In your article, Dr. Strasberg states that it is Ontarians’ poor lifestyle choices have put people at higher risk for chronic disease compared to their parents and grandparents. This statement is especially befitting to the current day and age we live in. With the emergence of computers, video games, cable television, among other comforts and conveniences, people have become more sedentary, getting little to no exercise. They have become seasoned to living a life of comfort. Dr.

Strasberg goes onto mention, “when I was a child, I used to play outside on the street. Now, kids spend an enormous amount of time surfing the Net and playing video games after school. ” This can be observed with the new generation of children, who grow up watching television and playing video games, rather than engage in physical activities outside, when the aforementioned forms of entertainment were less popular or unavailable on the scale they are today. Another factor that puts people at risk is poor diet.

There has been as epidemic of fast-food chains, frozen foods, processed foods, which have almost become a staple in diet and as a result, replaced wholesome nutrition. Views of food have shifted from a nutritional standpoint to more of a gratifying one. People, therefore, become deficient in essential minerals, vitamins, and at the same time, take in an excess of empty calories that offer little to no nutrition. Adding to this, stress is another major player adding to the risk of developing cardiovascular disease.

More and more responsibilities are piled onto job roles, thereby increasing workload significantly.
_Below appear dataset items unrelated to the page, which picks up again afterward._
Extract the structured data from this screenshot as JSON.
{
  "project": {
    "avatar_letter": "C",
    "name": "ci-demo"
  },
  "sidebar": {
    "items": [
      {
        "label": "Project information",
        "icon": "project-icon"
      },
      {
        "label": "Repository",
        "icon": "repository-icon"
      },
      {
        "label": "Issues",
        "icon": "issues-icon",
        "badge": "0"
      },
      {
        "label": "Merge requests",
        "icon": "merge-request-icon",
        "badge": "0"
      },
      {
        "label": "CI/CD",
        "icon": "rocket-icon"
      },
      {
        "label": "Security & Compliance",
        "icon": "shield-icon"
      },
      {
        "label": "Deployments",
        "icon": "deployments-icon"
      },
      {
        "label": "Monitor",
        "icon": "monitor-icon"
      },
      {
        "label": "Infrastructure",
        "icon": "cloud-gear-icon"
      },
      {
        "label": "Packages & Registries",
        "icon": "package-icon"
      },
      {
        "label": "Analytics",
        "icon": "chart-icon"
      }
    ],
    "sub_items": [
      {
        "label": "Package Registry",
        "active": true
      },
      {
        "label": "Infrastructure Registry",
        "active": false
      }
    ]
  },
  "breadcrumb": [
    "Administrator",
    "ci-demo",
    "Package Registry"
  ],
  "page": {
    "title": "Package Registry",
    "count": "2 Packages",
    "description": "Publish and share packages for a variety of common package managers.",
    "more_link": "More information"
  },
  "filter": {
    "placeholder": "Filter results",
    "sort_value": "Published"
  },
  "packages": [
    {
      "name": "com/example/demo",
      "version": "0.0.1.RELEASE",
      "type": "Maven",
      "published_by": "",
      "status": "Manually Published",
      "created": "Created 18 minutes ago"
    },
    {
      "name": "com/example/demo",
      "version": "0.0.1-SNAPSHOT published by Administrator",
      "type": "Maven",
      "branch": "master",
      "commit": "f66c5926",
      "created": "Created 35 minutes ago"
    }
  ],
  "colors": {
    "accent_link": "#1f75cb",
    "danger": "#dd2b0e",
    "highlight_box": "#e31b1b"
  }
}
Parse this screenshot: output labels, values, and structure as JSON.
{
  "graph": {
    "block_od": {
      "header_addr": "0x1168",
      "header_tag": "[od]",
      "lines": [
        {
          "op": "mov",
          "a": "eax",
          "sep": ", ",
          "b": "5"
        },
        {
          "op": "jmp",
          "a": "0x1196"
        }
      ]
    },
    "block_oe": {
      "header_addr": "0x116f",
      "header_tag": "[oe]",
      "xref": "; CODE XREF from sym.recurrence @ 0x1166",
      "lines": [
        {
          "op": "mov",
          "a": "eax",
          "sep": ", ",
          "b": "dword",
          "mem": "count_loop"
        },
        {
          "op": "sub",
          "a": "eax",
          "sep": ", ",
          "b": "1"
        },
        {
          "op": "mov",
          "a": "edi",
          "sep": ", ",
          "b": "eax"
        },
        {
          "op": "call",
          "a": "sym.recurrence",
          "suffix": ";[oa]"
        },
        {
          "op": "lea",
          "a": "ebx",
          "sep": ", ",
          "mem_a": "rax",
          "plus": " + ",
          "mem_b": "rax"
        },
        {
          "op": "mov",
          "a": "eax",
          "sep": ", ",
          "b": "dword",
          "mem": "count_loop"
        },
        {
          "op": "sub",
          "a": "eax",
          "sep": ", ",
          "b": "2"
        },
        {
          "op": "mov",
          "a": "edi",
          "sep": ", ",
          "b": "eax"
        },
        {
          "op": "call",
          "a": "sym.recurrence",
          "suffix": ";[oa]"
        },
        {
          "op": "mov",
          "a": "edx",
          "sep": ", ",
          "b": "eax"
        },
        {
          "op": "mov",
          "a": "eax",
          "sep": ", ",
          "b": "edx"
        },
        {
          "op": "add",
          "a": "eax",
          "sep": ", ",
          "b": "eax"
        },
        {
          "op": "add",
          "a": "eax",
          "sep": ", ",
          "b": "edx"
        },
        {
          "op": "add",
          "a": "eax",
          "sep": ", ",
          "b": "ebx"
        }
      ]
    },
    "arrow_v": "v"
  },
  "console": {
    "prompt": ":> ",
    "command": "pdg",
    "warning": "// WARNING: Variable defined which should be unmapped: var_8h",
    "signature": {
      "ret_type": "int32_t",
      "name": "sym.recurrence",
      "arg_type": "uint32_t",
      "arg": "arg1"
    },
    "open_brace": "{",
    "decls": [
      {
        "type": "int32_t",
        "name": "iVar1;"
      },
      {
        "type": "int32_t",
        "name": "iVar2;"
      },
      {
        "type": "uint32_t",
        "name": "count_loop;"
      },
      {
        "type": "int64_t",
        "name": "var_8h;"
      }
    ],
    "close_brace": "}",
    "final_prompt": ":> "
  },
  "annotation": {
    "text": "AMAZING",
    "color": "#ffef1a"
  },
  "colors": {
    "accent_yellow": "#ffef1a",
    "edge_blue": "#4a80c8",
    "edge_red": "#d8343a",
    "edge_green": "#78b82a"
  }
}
This is turn causes stress, leading to high blood pressure, mental illness, and various other conditions that set the stage for the emerging epidemic of cardiovascular disease. As I read in your article, Dr. Strasberg clearly warns, “This fundamental impact on our health-care system will be enormous. ” I have a strong inclination to agree with this statement that Dr. Strasberg so befittingly put, as this presents severe implications for our already crumbling health-care system.

Emergency wait times are arguably high at present, and with the onset a whole new generation of people needing to make hospital visits, these wait times would grow substantially. To accommodate for this, the government would have to shell out additional funding into the health care system, and in turn, would lead to increased taxes to facilitate the process. However, money isn’t the answer to everything and it is a poor answer to resolving this concern. The government needs to take measures and implement programs to help fight this onset of cardiovascular disease.